Upon closer inspection, I found that the dude did not understand which tables all the columns were in. I asked him to take a step back and look at the problem from a big picture perspective. I pointed out that normally data flows from table to table, not from a table to itself. You should understand what it is you are doing before trying to construct a technical solution to a problem.

Mysterious Double Instance Hampering Performance

I study the existing code base. Confer with a colleague. Then I determine the optimal plan to change the functionality to load only a slice of all the data. Feeling good about this. Write some helper functions. Make the minimal amount of changes to existing functions. Then I am ready to test.


I run the main stored procedure. Then my VPN drops. Should not be a problem. Just run my stored procedure again. It takes forever. I start to doubt my changes. Maybe I am now keying off a column that does not have an index.


Eventually it is time to leave work. Query is still running. I leave it run to see if it will ever complete. Just as I am sitting down to eat dinner, I get a call. My queries are slowing down the whole database. WTF? Now I must point out that this is Greenplum/PostgreSQL and not Oracle.


Yeah. I can kill one query. But every body says I have two queries running in parallel bringing everything to a halt. Then it hits me. That run when my VPN dropped. My client lost the connection. However the query must have kept running. I left it run now since it will not be in contention with the second query.

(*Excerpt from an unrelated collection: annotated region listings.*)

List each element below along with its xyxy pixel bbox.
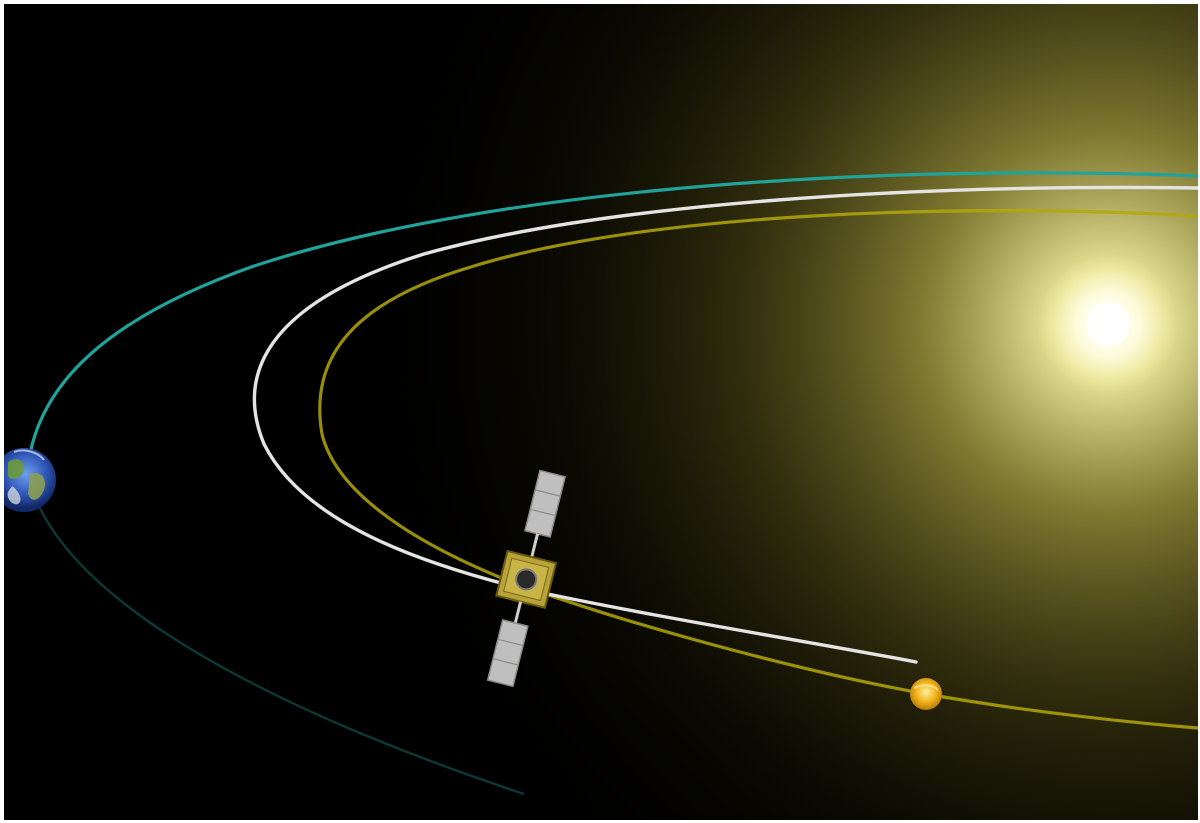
earth-icon [4,448,56,512]
sun-glow [4,4,1198,820]
venus-icon [910,678,942,710]
scene-canvas [4,4,1198,820]
spacecraft-icon [486,469,567,688]
sun-icon [1038,254,1178,394]
earth-orbit [28,171,1198,796]
space-scene [4,4,1198,820]
transfer-trajectory [252,185,1198,664]
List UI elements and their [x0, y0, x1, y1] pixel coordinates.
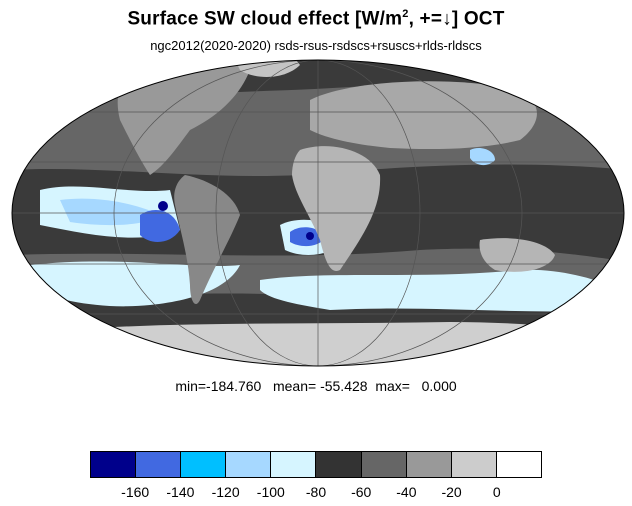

Let's hope that solves the performance problems. If not, I am sure a DBA can kill my jobs for me. At least I have a solid lead on my own alleged performance problems.

Formatting Trouble

I got a call from a guy I used to work with. He was producing a new report to email the customers regularly. He knew what he wanted the report to look like. Unfortunately, the actual report was not coming out the way he wanted. He asked me for some pointers.
 
The specific problem was that the text in the report was wrapping to the next line at unexpected locations. I asked him to determine whether the tool he used to view the report was also doing some wrapping of its own. We looked at the report in binary format. We saw some carriage return characters inserted. Also saw a bunch of spaces inserted. Both contributed to his problems.
 
I have done reports using SQL before. It takes some tweaking to get your reports to line up the way you want them to. Sometimes you need to set the width for some columns in SQL*Plus (the report was spooling the output of SQL*Plus executing a SQL script). Other times you need to set some parameters related to wrapping.
 
I don’t work on that project any more. Therefore, I did not go and solve all the problems. I did review and confirm that there were no blatant problems with the SQL For formatting problems such as these, you got to dig in and understand how output is formatted by SQL*Plus. You can’t expect it to look just the way you put_line() the data.

Saved by the Notes

I attended a meeting called by the new manager. He compiled a list of things he thought we going out in the next release. He wanted to make sure all the developers were on the same page as him. There were a bunch of developers in attendance.

I had actually prepared for the meeting. I went over every item I was doing for the next release. I new my statuses. When it came to my turn, the manager asked me about my items. Then he asked about an extra item. It was not on my radar. So I said I needed some time to research it.

There were some surprises like they were taking the database down on the last week of our development schedule. So the pressure is on to deliver early. I looked up the extra item in our ticketing system. It rung a bell. A tester wrote a defect against something I pushed out in the last release.

So I went back to the original ticket that backed the work I did last time. There in the notes were all the details. I documented exactly what I had done, where I left things when I went on vacation, and the details of the progress made while I was on vacation.

Somehow the info did not get forwarded into the new ticket. This issue was a non-issue. Thankfully I write everything down into the notes section of my tickets so I don't have to remember these pesky details.